Equipment modifications
By expanding its use of barrier-isolation technology, Wyeth further improved the efficiency of its manufacturing suites. The technology greatly reduces the amount of air that must be heated and cooled, thus decreasing energy consumption and carbon-dioxide emissions, Belardo says.
Equipment modifications can also reduce waste. Schering-Plough uses a technique called retrocommissioning to find operational and maintenance inefficiencies. The technique also tunes up the company’s equipment and facilities, according to Pagliuco.
Pfizer and other companies have replaced old equipment with a new generation of chillers, boilers, and air compressors that is much more energy efficient. The improved technology cuts energy consumption by 15–20%, says Brown.
The bottom line
These and other initiatives have improved drugmakers’ environmental footprints. As a result of its energy-reduction projects, Wyeth reduced its carbon-dioxide emissions by 41%, normalized to revenue, between 2000 and 2008, according to Belardo. In the same period, Pfizer decreased greenhouse-gas emissions by 43% per dollar of sales, says Brown. Pfizer’s new goal is to reduce emissions 20% by 2012.

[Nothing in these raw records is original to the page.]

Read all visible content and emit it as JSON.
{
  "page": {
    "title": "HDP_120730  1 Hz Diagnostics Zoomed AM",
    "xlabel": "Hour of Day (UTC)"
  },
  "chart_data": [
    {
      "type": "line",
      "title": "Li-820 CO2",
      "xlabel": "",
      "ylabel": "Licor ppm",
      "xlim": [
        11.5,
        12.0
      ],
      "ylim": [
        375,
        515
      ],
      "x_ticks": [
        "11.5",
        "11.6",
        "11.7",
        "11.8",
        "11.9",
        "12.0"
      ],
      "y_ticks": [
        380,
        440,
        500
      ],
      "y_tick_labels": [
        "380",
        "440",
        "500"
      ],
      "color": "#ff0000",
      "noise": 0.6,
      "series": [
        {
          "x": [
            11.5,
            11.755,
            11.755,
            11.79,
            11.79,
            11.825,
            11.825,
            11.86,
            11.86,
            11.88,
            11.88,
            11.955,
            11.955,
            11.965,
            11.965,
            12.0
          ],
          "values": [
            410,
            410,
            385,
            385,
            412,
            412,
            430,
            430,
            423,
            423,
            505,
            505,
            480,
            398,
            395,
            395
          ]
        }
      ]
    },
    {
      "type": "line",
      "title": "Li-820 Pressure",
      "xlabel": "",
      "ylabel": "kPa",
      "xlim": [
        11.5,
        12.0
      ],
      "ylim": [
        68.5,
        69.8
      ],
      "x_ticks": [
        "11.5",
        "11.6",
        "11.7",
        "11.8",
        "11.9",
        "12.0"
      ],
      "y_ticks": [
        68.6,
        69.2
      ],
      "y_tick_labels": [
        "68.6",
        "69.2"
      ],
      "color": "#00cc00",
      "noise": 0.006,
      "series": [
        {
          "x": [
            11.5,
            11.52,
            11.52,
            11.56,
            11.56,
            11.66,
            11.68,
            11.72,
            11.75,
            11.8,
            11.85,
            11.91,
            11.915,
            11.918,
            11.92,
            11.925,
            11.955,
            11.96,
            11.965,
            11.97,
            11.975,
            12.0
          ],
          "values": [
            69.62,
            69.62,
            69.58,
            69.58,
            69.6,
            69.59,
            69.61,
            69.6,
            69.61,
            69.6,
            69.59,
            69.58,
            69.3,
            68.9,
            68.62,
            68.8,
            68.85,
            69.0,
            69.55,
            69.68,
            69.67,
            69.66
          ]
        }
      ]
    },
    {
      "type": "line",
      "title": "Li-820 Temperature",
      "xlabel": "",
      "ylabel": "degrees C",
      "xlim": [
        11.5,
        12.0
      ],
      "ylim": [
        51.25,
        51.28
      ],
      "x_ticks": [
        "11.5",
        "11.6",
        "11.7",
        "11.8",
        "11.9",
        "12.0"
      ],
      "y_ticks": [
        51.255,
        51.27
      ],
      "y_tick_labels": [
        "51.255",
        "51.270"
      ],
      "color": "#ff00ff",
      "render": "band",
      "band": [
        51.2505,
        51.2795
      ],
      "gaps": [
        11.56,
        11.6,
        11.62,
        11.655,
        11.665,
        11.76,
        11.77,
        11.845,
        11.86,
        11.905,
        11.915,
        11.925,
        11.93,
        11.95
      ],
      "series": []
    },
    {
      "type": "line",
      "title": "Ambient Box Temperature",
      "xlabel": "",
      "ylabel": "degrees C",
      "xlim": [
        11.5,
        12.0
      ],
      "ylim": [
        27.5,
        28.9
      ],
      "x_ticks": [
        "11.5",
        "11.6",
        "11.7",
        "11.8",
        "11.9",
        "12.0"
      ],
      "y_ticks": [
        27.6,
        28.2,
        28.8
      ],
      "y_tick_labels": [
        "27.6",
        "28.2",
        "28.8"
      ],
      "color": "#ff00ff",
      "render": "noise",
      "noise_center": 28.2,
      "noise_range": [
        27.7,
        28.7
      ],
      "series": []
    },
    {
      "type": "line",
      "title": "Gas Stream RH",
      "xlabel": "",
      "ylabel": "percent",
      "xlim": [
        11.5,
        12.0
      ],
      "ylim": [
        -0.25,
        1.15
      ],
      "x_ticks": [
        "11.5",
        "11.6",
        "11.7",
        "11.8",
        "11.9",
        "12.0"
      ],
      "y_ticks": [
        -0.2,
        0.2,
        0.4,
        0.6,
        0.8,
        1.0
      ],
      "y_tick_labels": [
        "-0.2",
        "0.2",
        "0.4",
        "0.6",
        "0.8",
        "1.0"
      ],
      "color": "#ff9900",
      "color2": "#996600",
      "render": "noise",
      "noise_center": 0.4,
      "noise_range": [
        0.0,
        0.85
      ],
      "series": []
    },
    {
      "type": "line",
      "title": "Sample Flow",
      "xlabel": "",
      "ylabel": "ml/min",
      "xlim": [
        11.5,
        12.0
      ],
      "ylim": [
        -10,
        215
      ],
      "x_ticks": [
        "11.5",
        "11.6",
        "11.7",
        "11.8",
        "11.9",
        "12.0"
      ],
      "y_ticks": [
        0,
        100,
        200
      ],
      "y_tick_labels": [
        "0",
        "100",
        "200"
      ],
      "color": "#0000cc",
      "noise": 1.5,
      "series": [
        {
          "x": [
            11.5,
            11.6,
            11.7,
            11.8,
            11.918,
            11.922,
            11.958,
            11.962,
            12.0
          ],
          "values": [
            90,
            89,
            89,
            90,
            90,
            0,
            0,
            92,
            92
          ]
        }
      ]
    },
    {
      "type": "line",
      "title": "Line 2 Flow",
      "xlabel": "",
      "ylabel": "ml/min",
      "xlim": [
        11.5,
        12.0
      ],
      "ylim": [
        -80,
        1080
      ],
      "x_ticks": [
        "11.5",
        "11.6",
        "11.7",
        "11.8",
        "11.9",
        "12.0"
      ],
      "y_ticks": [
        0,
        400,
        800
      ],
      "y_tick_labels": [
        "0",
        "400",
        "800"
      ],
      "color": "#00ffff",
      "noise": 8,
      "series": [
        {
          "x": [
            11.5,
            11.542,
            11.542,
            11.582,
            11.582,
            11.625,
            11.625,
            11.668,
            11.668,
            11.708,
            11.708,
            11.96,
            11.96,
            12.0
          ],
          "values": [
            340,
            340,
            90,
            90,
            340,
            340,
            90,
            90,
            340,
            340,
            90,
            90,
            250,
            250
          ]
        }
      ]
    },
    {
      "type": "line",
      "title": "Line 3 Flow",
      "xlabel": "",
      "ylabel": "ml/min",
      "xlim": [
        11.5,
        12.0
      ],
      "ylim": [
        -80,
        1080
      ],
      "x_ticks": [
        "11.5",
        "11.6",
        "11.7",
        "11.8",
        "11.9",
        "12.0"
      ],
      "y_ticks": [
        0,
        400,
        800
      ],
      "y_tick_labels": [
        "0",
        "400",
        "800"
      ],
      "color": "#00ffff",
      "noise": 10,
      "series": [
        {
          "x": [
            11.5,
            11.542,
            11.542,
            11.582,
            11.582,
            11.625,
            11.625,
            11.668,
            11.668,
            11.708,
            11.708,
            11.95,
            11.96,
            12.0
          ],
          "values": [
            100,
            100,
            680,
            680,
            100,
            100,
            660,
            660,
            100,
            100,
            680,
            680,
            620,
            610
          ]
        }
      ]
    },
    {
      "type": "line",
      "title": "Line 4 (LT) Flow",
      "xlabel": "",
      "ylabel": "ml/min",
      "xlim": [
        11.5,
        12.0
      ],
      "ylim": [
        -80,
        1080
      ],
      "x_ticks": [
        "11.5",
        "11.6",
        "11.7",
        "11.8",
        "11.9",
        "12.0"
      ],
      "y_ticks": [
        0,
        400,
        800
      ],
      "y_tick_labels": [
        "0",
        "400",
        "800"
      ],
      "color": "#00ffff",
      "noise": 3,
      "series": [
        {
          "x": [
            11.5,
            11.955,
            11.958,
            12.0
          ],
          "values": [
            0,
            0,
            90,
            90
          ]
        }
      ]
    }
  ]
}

The companies’ bottom lines have improved as well. Since the inception of Wyeth’s corporate energy program in 1998, the company has saved $120 million in energy costs, says Belardo. Pfizer’s cumulative cost reductions resulting from conservation efforts during the past five years amounted to more than $115 million, according to Brown. The experience of these pharmaceutical manufacturers shows that business and environmental interests can be met through critical evaluations of and intelligent modifications to manufacturing operations.